En los meses previos a la guerra en Rusia de repente se volvió
muy habitual hablar de Ucrania, del Donbás, de los acuerdos de Minsk
incumplidos por todas las partes involucradas en el conflicto. Tras ocho años
de una letargo casi colectiva, la despolitizada sociedad rusa que hasta hacía
poco le prestaba una atención muy limitada al tema estrella de los principales
programas de televisión (el país vecino, su supuestamente payasesca
administración, las carencias de sus ciudadanos, etc...) empezó a interesarse,
finalmente, por lo que estaba sucediendo allí. Pero con un matiz.
Muy pocos se tomaban en serio las informaciones de la
inteligencia estadounidense (y razones para agarrarlas con pinzas no faltaban),
de manera que el seguimiento de este tema se convirtió para muchos en una
suerte de diversión que consistía en esperar a ver cuándo se caía por su propio
peso el relato de la inteligencia estadounidense, mientras comíamos palomitas
contemplando el espectáculo. Las primeras filtraciones advertían de una
invasión en nochebuena, luego se aplazó para la nochevieja, luego se especuló
con que la decisión final no estaba tomada, se habló de las condiciones
climáticas que impedían el avance de los tanques, hasta que finalmente fijaron
la fecha en el 16 de febrero, todo ello frente a nuestras risitas escépticas.

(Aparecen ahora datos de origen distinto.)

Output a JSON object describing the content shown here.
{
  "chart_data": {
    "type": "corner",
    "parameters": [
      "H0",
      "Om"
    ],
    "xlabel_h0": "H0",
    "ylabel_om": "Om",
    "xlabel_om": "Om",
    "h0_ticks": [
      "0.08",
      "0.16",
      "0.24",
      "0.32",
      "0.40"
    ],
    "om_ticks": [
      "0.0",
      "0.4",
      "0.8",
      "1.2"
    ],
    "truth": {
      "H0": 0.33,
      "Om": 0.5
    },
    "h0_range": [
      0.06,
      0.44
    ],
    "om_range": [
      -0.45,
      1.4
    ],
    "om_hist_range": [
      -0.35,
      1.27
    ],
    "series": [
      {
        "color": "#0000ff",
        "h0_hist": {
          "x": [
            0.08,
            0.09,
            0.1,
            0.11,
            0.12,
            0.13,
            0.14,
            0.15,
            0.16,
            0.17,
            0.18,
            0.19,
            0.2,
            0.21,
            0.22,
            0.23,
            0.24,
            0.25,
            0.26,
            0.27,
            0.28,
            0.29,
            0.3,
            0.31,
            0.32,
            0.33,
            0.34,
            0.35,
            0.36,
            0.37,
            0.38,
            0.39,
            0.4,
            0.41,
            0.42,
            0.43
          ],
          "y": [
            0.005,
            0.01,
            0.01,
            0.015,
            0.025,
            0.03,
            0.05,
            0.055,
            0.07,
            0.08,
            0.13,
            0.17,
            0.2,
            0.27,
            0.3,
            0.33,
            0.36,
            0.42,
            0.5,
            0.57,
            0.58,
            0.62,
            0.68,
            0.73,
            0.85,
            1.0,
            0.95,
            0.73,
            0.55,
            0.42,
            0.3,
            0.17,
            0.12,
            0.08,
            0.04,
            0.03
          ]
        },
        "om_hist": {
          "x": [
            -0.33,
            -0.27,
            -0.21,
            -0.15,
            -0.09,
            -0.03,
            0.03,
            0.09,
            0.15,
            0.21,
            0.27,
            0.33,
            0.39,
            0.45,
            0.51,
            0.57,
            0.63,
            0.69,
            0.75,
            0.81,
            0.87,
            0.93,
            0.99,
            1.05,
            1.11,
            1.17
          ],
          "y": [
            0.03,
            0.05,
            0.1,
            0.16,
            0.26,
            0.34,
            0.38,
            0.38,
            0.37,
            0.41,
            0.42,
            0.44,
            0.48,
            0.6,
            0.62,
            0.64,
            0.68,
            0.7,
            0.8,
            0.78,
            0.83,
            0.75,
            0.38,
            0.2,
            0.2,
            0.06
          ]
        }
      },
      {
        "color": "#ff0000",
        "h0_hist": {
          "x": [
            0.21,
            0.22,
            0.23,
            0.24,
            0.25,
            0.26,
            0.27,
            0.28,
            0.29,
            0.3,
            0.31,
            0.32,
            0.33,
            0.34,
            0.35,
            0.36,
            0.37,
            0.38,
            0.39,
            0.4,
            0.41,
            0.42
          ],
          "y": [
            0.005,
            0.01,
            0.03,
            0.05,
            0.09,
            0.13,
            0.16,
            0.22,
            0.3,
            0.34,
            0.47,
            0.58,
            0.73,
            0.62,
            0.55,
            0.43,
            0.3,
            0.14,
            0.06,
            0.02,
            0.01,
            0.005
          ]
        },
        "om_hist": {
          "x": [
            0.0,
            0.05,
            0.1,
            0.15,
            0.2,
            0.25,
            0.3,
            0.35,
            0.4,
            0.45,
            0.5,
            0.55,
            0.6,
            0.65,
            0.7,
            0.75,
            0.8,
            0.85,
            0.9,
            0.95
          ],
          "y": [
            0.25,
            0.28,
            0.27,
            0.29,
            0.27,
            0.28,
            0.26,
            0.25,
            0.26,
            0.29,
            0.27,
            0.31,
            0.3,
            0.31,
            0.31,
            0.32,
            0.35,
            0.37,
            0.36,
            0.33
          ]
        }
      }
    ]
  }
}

Aquellas semanas me enganché a un canal de Youtube ucraniano
que, entre otros contenidos, sacaba con cierta regularidad, encuestas a
transeúntes en las calles. Trabajaban en todo el país: Kiev, Jarkiv, Mariupol,
Odessa, Lviv. Y en ellas, si algo quedaba claro entre una parte considerable de
la población, era el hartazgo por su propio gobierno y la creencia de que un
acercamiento estratégico a Rusia podría derivar en una mejor situación para el
país. Por supuesto, no todo el mundo pensaba igual, pero sí había un cierto
número de personas que apostaban por ello. Además, la mayoría de la gente se
tomaba también a broma las informaciones sobre una inminente invasión del país
por parte de Rusia. No solo a una gran mayoría de los rusos nos resultaba una
idea descabellada. Sino que los propios ucranianos no parecían verlo como una
posibilidad real.
Dominio Público - Europa está
en guerra
En aquellos días de febrero las principales agencias de noticias
internacionales tenían sus cámaras apostadas en las inmediaciones de la Plaza
de la Independencia, el Maidan, de Kiev, a la espera del inicio de la anunciada
invasión. En medio de una transmisión de 19 horas de Reuters, en la que no
estaba pasando absolutamente nada, alguien muy atrevido, teniendo en cuenta las
leyes ucranianas, rompió la monotonía reproduciendo a todo volumen el himno de
la URSS. En el cuadro de la imagen aérea grabada por una cámara fija también
irrumpió un dron del que colgaba un cartel con un anuncio de un garaje en venta
y el número de teléfono de la embajada rusa en Kiev. Una simple broma que
terminó convirtiéndose en una premonición de lo vacío que se iba a quedar ese
edificio.
El 16 de febrero de 2022 fue el día en el que en Moscú muchos
creíamos haber contemplado el nuevo derrumbe del discurso de la administración
estadounidense. Y se sentía un alivio generalizado en el aire. La mañana
anterior el Ministerio de Defensa ruso anunció la retirada de gran parte de sus
tropas de la frontera con Ucrania, poniendo fin a los supuestos ejercicios
militares que decían estar llevando a cabo en esa zona. Y nos sentíamos
eufóricos: no solo porque finalmente el tiempo nos diera la razón a nosotros, a
los que insistimos en los meses anteriores en que no habría invasión, sino
porque creíamos que se evitaba la catástrofe humanitaria que, obviamente,
sabíamos que se produciría en el caso de un ataque ruso contra Ucrania.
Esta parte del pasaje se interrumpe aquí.